# Best Guess for Partial Solution for Diff EQ?

1. Nov 24, 2014

### kq6up

1. The problem statement, all variables and given/known data

Find the specific solution for: y''-2y'+y=xe^x+4, y(0)=1, y'(0)=1.

2. Relevant equations
N/A

3. The attempt at a solution

Since xe^x is already in the general solution of the homogeneous version of this diff eq (complementary solution), my first guess for a partial solution term would be x^2e^x (xe^x is already taken by the complementary sol). However, it no worky. The correct guess is x^3e^x. I am not sure why this term has a higher power of x then the order of the DiffEq. I would have never have guessed this. Is there a reason I should have guessed this, or in general do I have to keep increasing powers until I find one that works? I am trying to find ways to save time on an exam.

Thanks,
Chris

2. Nov 24, 2014

### LCKurtz

The best way is to eliminate the guesswork with the annihilator method. It is really pretty simple. See
http://www.utdallas.edu/dept/abp/PDF_Files/DE_Folder/Annihilator_Method.pdf [Broken]

Last edited by a moderator: May 7, 2017
3. Nov 24, 2014

### kq6up

Ah, I vaguely remember that method from 20 years ago. Thanks for the post. According to the text my prof photocopied we are using the Method of undetermined coefficients, and I am going to assume there is guessing involved with my question above. So there is no straight forward way of knowing ahead of time with my professor's method -- just trial and error?
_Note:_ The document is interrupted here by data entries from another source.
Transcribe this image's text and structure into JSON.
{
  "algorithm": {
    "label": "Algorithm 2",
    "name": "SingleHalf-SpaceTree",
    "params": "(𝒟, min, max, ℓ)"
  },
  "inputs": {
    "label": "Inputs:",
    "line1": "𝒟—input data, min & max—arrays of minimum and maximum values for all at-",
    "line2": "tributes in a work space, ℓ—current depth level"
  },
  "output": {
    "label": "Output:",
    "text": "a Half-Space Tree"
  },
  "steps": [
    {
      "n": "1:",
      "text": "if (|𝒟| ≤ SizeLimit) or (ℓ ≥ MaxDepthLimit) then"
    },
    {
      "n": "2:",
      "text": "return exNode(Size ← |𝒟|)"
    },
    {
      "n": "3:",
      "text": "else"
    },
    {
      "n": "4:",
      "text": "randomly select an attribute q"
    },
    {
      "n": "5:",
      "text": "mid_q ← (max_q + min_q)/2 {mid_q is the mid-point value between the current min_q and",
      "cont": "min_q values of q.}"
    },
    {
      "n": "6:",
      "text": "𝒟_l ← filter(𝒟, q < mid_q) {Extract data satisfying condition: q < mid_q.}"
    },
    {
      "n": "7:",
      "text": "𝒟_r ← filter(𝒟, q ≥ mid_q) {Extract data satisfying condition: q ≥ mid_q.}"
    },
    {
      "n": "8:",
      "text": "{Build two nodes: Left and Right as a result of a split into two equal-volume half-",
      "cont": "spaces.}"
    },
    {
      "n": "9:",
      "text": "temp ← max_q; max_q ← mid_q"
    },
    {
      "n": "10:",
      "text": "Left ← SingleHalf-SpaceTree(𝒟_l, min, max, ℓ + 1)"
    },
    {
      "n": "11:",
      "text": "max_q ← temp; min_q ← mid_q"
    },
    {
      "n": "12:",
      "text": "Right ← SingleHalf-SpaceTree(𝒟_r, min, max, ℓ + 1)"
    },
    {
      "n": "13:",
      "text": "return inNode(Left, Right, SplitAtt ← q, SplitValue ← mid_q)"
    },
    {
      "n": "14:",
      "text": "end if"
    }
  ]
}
She assigned some painful extra credit for the whole class to repair a midterm grade, and I am thinking she wants us to just slog through it her way -- she is a bit sadistic like that :D

Thanks,
Chris

Last edited by a moderator: May 7, 2017
4. Nov 24, 2014

### LCKurtz

Actually, the method of undetermined coefficients is the method of annihilators. That's where the "guess" comes from. On an actual problem it is pretty quick and quicker if you guess wrong for your trial solution. For a particular problem it is really quite quick. To illustrate, in your problem$$y''-2y'+y = xe^x + 4$$your annihilator on the left is $(D-1)^2$ and on the right is $D(D-1)^2$ for a combined annihilator of $D(D-1)^4$. So you can annihilate both sides with$$\color{red}{Ae^x+Bxe^x}+Cx^2e^x+Dx^3e^x+E$$I have highlighted in red the part of that which is in the homogeneous solution. The rest of it is the correct "guess" to use for undetermined coefficients.

5. Nov 24, 2014

Thanks,
Chris